Still heavy with anxious foreboding, Harmy puts out her candle, and, presently, "dropping off," forgets in sleep the unsatisfactory arrangement of mundane affairs.

At early dawn she is aroused by the ringing of Miss Paulina's chamber bell; and, before she has got well into her gown, Mandy Ann comes to summons her to the bedside of May-blossom. The child is fast sinking. Doctor Foster is already here; but human help is of no avail. A hard coughing spell has been followed by a cruel hemorrhage, which has already drained her thin blue veins. Exhausted and unconscious she waits upon the border-line, betwixt life and death; and there, wringing Miss Parker's trembling hand, and pressing a last kiss upon the brow of the dying child, the good doctor leaves her to Him in whose hand are the issues of life and death.

All day long, with wide unseeing eyes "looking," as Harmy quaintly expresses it, "right straight up into heaven," May-blossom lies senseless upon her couch of white.

No priceless "last word" breaks the silence of her sweet folded lips. There is nothing more for hope to hang upon, not even the sad anticipation of a dying smile; and so the slow day wears on to night.

Miss Paulina—heart-broken—hangs over the dear unconscious form; and, in yonder corner ("how in the world Miss Paulina come to give her consent to his stayin' here sence mornin', without a mou'ful o' victuals an' drink, an' not so much as a word of notice for his best friends," Harmy Patterson cannot opine; "but there! folks will do curos things sometimes; an' to see a man settin' that way, hour after hour, all doubled up, an' the tears a tricklin' down his shirt-front, is turrible tryin'!") sits Peter Floome. At midnight, Harmy persuades Miss Parker to "lop down a minnit; you'll be all beat out afore the fun'al," she urges. "Do now hear to me! I'm the oldest, Miss Pauly, an' hev seen lots o' sickness an' death in my day." Thus persuaded, the poor worn lady seeks her chamber, and is soon in a troubled, but heavy sleep. Harmy in a flowered "loose gown," wonderful in color and design, watches the death-bed of May-blossom. Peter Floome, silent, motionless, with bowed gray head, still holds his place—rejecting every advance of his comforter, who says irritably to herself, "Land sakes, I'd 'bout as soon be stark alone!"

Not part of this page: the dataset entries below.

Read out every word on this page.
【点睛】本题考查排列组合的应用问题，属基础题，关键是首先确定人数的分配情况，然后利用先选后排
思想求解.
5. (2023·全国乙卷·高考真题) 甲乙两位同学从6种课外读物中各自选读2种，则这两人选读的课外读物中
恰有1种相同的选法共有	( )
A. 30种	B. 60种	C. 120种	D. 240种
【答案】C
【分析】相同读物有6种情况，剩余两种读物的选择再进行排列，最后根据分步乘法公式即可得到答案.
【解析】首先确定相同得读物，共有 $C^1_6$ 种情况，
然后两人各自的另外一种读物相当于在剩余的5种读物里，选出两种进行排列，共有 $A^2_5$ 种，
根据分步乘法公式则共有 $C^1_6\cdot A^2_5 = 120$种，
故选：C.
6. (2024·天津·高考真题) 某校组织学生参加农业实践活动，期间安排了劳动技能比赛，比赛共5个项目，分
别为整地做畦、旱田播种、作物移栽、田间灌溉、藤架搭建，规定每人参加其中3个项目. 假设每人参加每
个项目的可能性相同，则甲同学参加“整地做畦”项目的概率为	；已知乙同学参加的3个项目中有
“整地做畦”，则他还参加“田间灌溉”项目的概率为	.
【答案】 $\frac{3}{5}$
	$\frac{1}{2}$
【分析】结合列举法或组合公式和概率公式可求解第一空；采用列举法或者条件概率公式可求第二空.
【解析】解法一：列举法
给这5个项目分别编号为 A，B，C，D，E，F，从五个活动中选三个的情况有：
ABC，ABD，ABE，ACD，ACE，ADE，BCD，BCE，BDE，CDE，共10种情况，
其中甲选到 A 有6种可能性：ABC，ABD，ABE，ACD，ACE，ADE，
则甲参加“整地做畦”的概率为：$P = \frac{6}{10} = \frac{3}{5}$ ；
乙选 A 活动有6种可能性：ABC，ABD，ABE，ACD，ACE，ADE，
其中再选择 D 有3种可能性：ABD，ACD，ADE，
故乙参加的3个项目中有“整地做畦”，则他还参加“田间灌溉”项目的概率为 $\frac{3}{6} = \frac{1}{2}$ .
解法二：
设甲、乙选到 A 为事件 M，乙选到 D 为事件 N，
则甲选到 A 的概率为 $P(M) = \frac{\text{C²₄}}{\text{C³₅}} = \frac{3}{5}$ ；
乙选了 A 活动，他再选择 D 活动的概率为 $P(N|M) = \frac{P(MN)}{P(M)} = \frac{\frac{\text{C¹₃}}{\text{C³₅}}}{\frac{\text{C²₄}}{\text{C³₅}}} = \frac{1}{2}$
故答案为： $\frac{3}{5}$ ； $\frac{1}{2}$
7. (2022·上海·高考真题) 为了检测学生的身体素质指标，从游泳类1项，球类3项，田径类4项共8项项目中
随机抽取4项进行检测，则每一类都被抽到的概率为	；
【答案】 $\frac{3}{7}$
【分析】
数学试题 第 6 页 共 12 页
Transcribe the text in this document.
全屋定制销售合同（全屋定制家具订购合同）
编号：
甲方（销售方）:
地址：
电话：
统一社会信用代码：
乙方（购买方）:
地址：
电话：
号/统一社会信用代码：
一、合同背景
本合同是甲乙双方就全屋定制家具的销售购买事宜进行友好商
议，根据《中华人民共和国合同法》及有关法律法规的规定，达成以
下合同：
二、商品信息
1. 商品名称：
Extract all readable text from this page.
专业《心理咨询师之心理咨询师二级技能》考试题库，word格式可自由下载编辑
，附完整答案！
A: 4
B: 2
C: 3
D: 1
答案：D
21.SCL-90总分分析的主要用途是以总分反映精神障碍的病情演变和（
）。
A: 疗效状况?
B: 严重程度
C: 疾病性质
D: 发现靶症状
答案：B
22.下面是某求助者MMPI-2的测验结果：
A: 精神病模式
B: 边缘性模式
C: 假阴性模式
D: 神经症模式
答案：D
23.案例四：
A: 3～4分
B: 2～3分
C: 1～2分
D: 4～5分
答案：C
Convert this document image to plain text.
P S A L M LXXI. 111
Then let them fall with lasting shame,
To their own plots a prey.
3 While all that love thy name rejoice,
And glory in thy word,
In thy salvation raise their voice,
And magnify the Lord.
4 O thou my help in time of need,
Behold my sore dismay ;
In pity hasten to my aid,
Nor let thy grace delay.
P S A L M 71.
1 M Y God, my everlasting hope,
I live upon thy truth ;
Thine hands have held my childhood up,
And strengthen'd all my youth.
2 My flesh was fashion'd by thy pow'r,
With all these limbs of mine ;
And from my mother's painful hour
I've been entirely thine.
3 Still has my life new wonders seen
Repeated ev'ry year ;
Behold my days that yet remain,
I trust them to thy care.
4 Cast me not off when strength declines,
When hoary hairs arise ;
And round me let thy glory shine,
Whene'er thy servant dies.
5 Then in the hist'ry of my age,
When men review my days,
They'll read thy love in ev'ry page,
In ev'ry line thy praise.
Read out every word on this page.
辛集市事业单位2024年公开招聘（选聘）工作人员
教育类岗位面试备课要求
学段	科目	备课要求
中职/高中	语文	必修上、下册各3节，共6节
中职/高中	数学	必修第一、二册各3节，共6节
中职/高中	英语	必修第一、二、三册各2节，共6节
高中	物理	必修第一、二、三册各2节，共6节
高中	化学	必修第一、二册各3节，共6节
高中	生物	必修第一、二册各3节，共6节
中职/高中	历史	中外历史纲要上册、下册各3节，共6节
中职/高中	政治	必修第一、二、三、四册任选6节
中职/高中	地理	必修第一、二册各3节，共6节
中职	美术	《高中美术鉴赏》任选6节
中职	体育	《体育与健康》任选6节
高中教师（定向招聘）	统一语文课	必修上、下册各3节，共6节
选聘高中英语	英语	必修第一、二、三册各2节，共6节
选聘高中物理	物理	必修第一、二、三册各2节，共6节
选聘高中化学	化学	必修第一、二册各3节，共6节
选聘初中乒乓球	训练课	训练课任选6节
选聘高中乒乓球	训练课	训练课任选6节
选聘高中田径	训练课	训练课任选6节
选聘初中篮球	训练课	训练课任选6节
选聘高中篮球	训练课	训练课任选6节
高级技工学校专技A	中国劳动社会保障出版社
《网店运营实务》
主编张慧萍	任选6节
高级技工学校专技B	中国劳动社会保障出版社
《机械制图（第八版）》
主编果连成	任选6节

How still the night is! A mother robin, brooding her fledglings in the tall linden, beside the open window, twitters drowsily, from time to time. A persistent June bug, bouncing clumsily against wall and ceiling, wantons jarringly with the solemn silence. On the bureau stands May-blossom's own pet vase—a Parian hand. It still holds a faded cluster of lady's delights, placed there, but yesterday, by her own sweet hand. The long July night wears on. Harmy, at regular intervals, steps softly to the bedside, and, bending tenderly over her charge, listens a while to the laboured breathing of the child, and then, with a stealthy side glance at the silent watcher,—whose presence, to her mind, but ill accords with the occasion,—returns to rock softly, and moan, under her breath, "Dear, dear, dear o' me! I s'pose it's the Lord's will; but, when I look at that precious child, I can't, nohow, help prayin' straight agin it! P'r'aps I may as well read a few chapters (taking a heavy Bible from a stand beside the fireplace); the Scripters is wonderful comfortin' in times of affliction."